I've happily bought North American cars for the last 20 years, they have been very reliable and decently economical too, without setting world records.
--- Quote ---[...] forced American manufacturers to abandon big V8s [...]
--- End quote ---
The big V8s are still here, but they live in pickup trucks and performance cars only, not in Granny's grocery getter. Do you remember the days when Granny's Oldsmobile Ninety-Eight could get 40 feet of rubber leaving the idyllic suburban setting? What a waste! :D
coppercone2:
--- Quote from: Simon on March 28, 2021, 07:55:41 pm ---
--- Quote from: mnementh on March 28, 2021, 06:57:41 pm ---
--- Quote from: Simon on March 24, 2021, 07:51:29 am ---
--- Quote from: mnementh on March 24, 2021, 03:45:47 am ---
You know, like some devices I've seen that "accidentally" have a positive DC rail on a black wire, just for grins. ;)
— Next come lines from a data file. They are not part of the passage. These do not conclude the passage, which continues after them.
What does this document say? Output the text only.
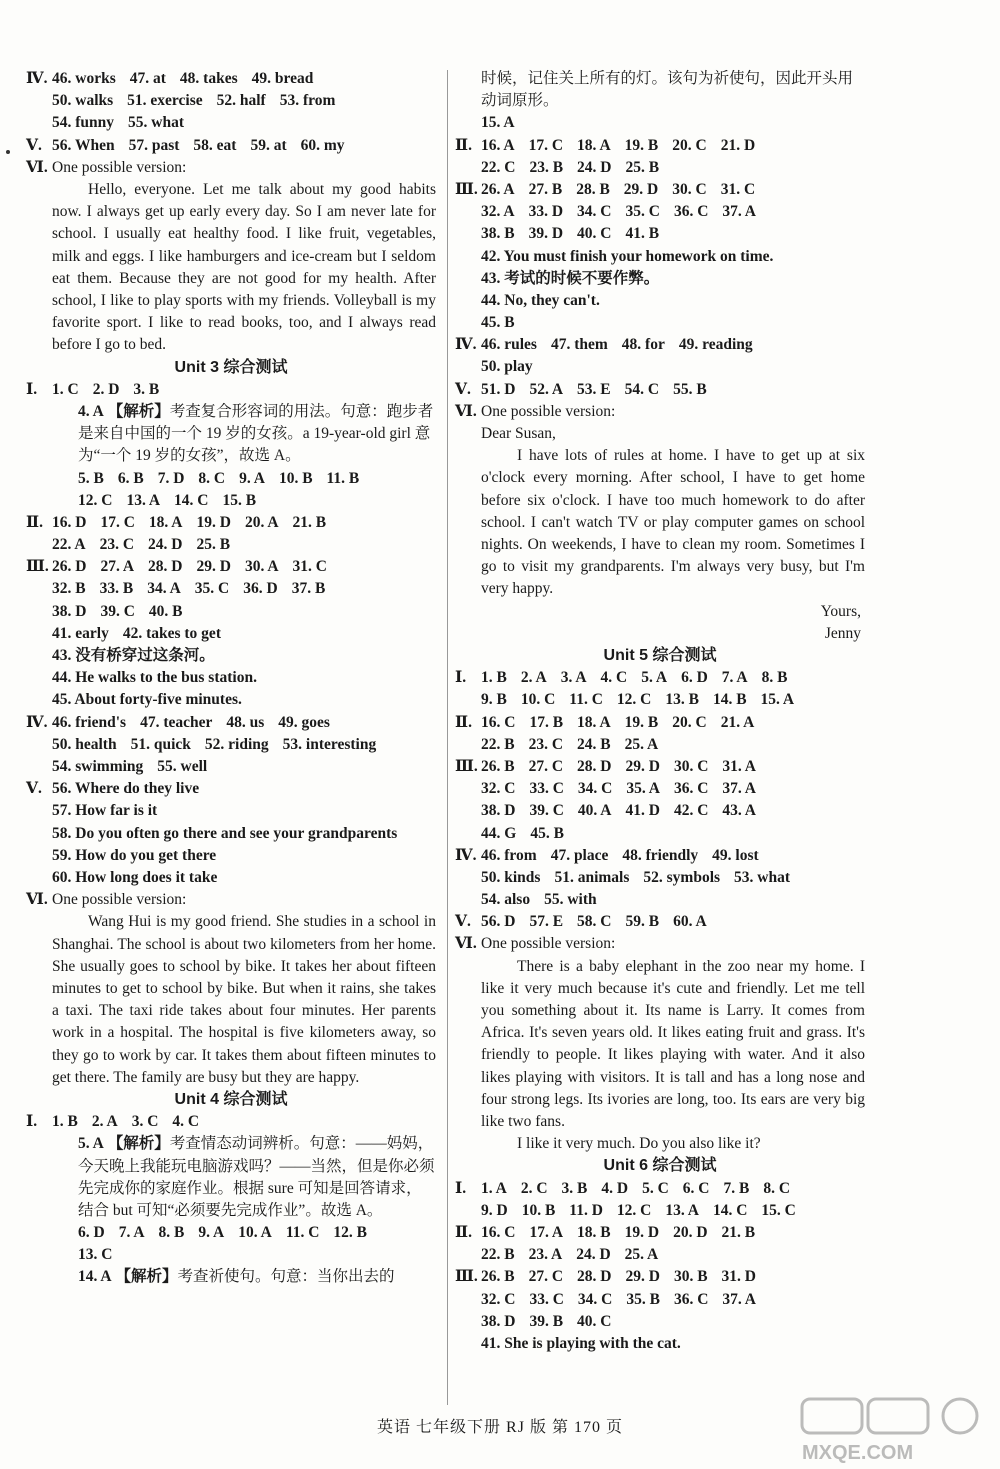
Ⅳ. 46. works 47. at 48. takes 49. bread
50. walks 51. exercise 52. half 53. from
54. funny 55. what
Ⅴ. 56. When 57. past 58. eat 59. at 60. my
Ⅵ. One possible version:

Hello, everyone. Let me talk about my good habits now. I always get up early every day. So I am never late for school. I usually eat healthy food. I like fruit, vegetables, milk and eggs. I like hamburgers and ice-cream but I seldom eat them. Because they are not good for my health. After school, I like to play sports with my friends. Volleyball is my favorite sport. I like to read books, too, and I always read before I go to bed.

Unit 3 综合测试
Ⅰ. 1. C 2. D 3. B
4. A 【解析】考查复合形容词的用法。句意：跑步者是来自中国的一个 19 岁的女孩。a 19-year-old girl 意为“一个 19 岁的女孩”，故选 A。
5. B 6. B 7. D 8. C 9. A 10. B 11. B
12. C 13. A 14. C 15. B
Ⅱ. 16. D 17. C 18. A 19. D 20. A 21. B
22. A 23. C 24. D 25. B
Ⅲ. 26. D 27. A 28. D 29. D 30. A 31. C
32. B 33. B 34. A 35. C 36. D 37. B
38. D 39. C 40. B
41. early 42. takes to get
43. 没有桥穿过这条河。
44. He walks to the bus station.
45. About forty-five minutes.
Ⅳ. 46. friend's 47. teacher 48. us 49. goes
50. health 51. quick 52. riding 53. interesting
54. swimming 55. well
Ⅴ. 56. Where do they live
57. How far is it
58. Do you often go there and see your grandparents
59. How do you get there
60. How long does it take
Ⅵ. One possible version:

Wang Hui is my good friend. She studies in a school in Shanghai. The school is about two kilometers from her home. She usually goes to school by bike. It takes her about fifteen minutes to get to school by bike. But when it rains, she takes a taxi. The taxi ride takes about four minutes. Her parents work in a hospital. The hospital is five kilometers away, so they go to work by car. It takes them about fifteen minutes to get there. The family are busy but they are happy.

Unit 4 综合测试
Ⅰ. 1. B 2. A 3. C 4. C
5. A 【解析】考查情态动词辨析。句意：——妈妈，今天晚上我能玩电脑游戏吗？——当然，但是你必须先完成你的家庭作业。根据 sure 可知是回答请求，结合 but 可知“必须要先完成作业”。故选 A。
6. D 7. A 8. B 9. A 10. A 11. C 12. B
13. C
14. A 【解析】考查祈使句。句意：当你出去的
时候，记住关上所有的灯。该句为祈使句，因此开头用动词原形。
15. A
Ⅱ. 16. A 17. C 18. A 19. B 20. C 21. D
22. C 23. B 24. D 25. B
Ⅲ. 26. A 27. B 28. B 29. D 30. C 31. C
32. A 33. D 34. C 35. C 36. C 37. A
38. B 39. D 40. C 41. B
42. You must finish your homework on time.
43. 考试的时候不要作弊。
44. No, they can't.
45. B
Ⅳ. 46. rules 47. them 48. for 49. reading
50. play
Ⅴ. 51. D 52. A 53. E 54. C 55. B
Ⅵ. One possible version:
Dear Susan,

I have lots of rules at home. I have to get up at six o'clock every morning. After school, I have to get home before six o'clock. I have too much homework to do after school. I can't watch TV or play computer games on school nights. On weekends, I have to clean my room. Sometimes I go to visit my grandparents. I'm always very busy, but I'm very happy.

Yours,
Jenny
Unit 5 综合测试
Ⅰ. 1. B 2. A 3. A 4. C 5. A 6. D 7. A 8. B
9. B 10. C 11. C 12. C 13. B 14. B 15. A
Ⅱ. 16. C 17. B 18. A 19. B 20. C 21. A
22. B 23. C 24. B 25. A
Ⅲ. 26. B 27. C 28. D 29. D 30. C 31. A
32. C 33. C 34. C 35. A 36. C 37. A
38. D 39. C 40. A 41. D 42. C 43. A
44. G 45. B
Ⅳ. 46. from 47. place 48. friendly 49. lost
50. kinds 51. animals 52. symbols 53. what
54. also 55. with
Ⅴ. 56. D 57. E 58. C 59. B 60. A
Ⅵ. One possible version:

There is a baby elephant in the zoo near my home. I like it very much because it's cute and friendly. Let me tell you something about it. Its name is Larry. It comes from Africa. It's seven years old. It likes eating fruit and grass. It's friendly to people. It likes playing with water. And it also likes playing with visitors. It is tall and has a long nose and four strong legs. Its ivories are long, too. Its ears are very big like two fans.

I like it very much. Do you also like it?

Unit 6 综合测试
Ⅰ. 1. A 2. C 3. B 4. D 5. C 6. C 7. B 8. C
9. D 10. B 11. D 12. C 13. A 14. C 15. C
Ⅱ. 16. C 17. A 18. B 19. D 20. D 21. B
22. B 23. A 24. D 25. A
Ⅲ. 26. B 27. C 28. D 29. D 30. B 31. D
32. C 33. C 34. C 35. B 36. C 37. A
38. D 39. B 40. C
41. She is playing with the cat.
英语 七年级下册 RJ 版 第 170 页
MXQE.COM
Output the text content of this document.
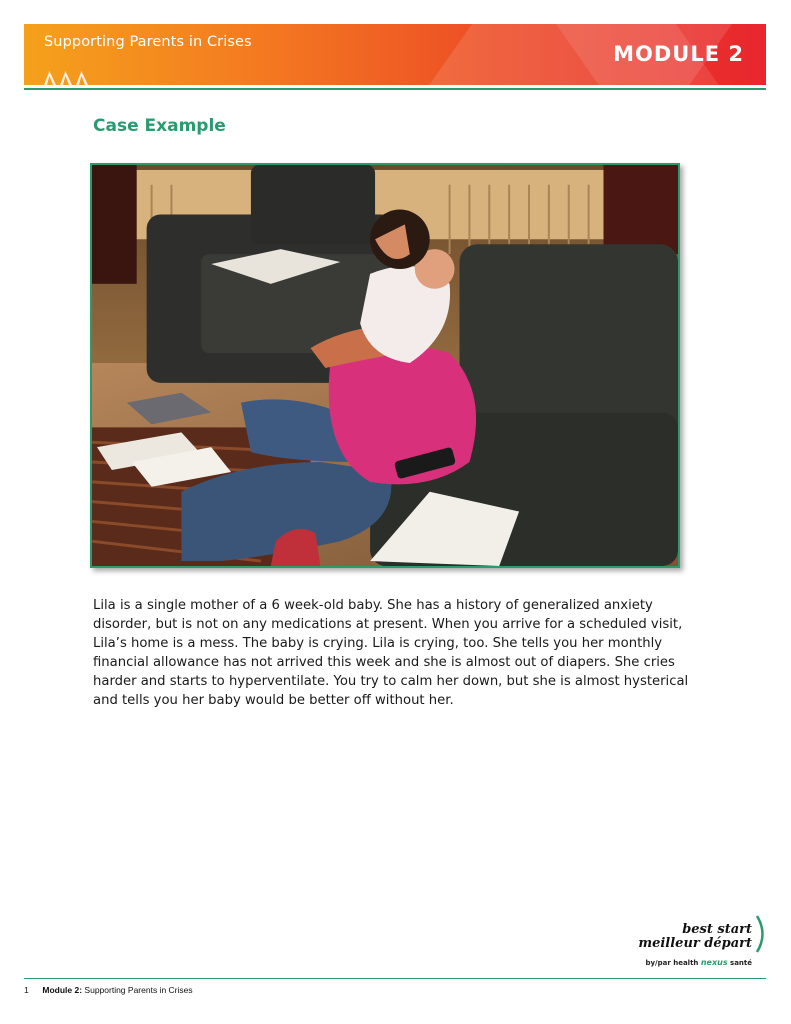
Supporting Parents in Crises	MODULE 2
Case Example

Lila is a single mother of a 6 week-old baby. She has a history of generalized anxiety disorder, but is not on any medications at present. When you arrive for a scheduled visit, Lila’s home is a mess. The baby is crying. Lila is crying, too. She tells you her monthly financial allowance has not arrived this week and she is almost out of diapers. She cries harder and starts to hyperventilate. You try to calm her down, but she is almost hysterical and tells you her baby would be better off without her.

best start
meilleur départ
by/par health nexus santé
1 Module 2: Supporting Parents in Crises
https://youtu.be/CSvf6FsSnjg
--- End quote ---
You mean like the entire German automotive standard wire colour coding? Black is positive, Brown is Negative - just for kicks, luckily wost stuff is reverse polarity protected.
--- End quote ---
Gewd laird... some people just effin' hate the color-blind, don't they...? :o
mnem
:palm:
--- End quote ---
wiring standards these days rely more on actual labels. I don't know about elsewhere but I am told that in the UK mains wire colours are no longer to be trusted, electricians clearly label the wires, although they still follow the colour code it is no longer binding.
--- End quote ---
anything to save a fucking dollar huh?
they can do a green live wire?
I personally like banded wire, but it has to be a good band so it shows up good in the picture, you can keep different wiring runs thematic in a wiring harness if you have color banded wire (i.e. white with bands), if its just too many solid colors it looks like someone shoved a fucking rainbow in there and you can't figure out what the fuck is going on
labels are even worse, random from unit to unit, its the mystery meat leftover lunch for the electronics world, and you know they are gonna fall off
lets allow parallel wires for greater ampacity, so you get some stitched together shit made out of recycled printer cables in your new dream home bahahhaa
Simon:
Not really. Using the wrong colour is easy, but usually labelling is quite deliberate and less error prone.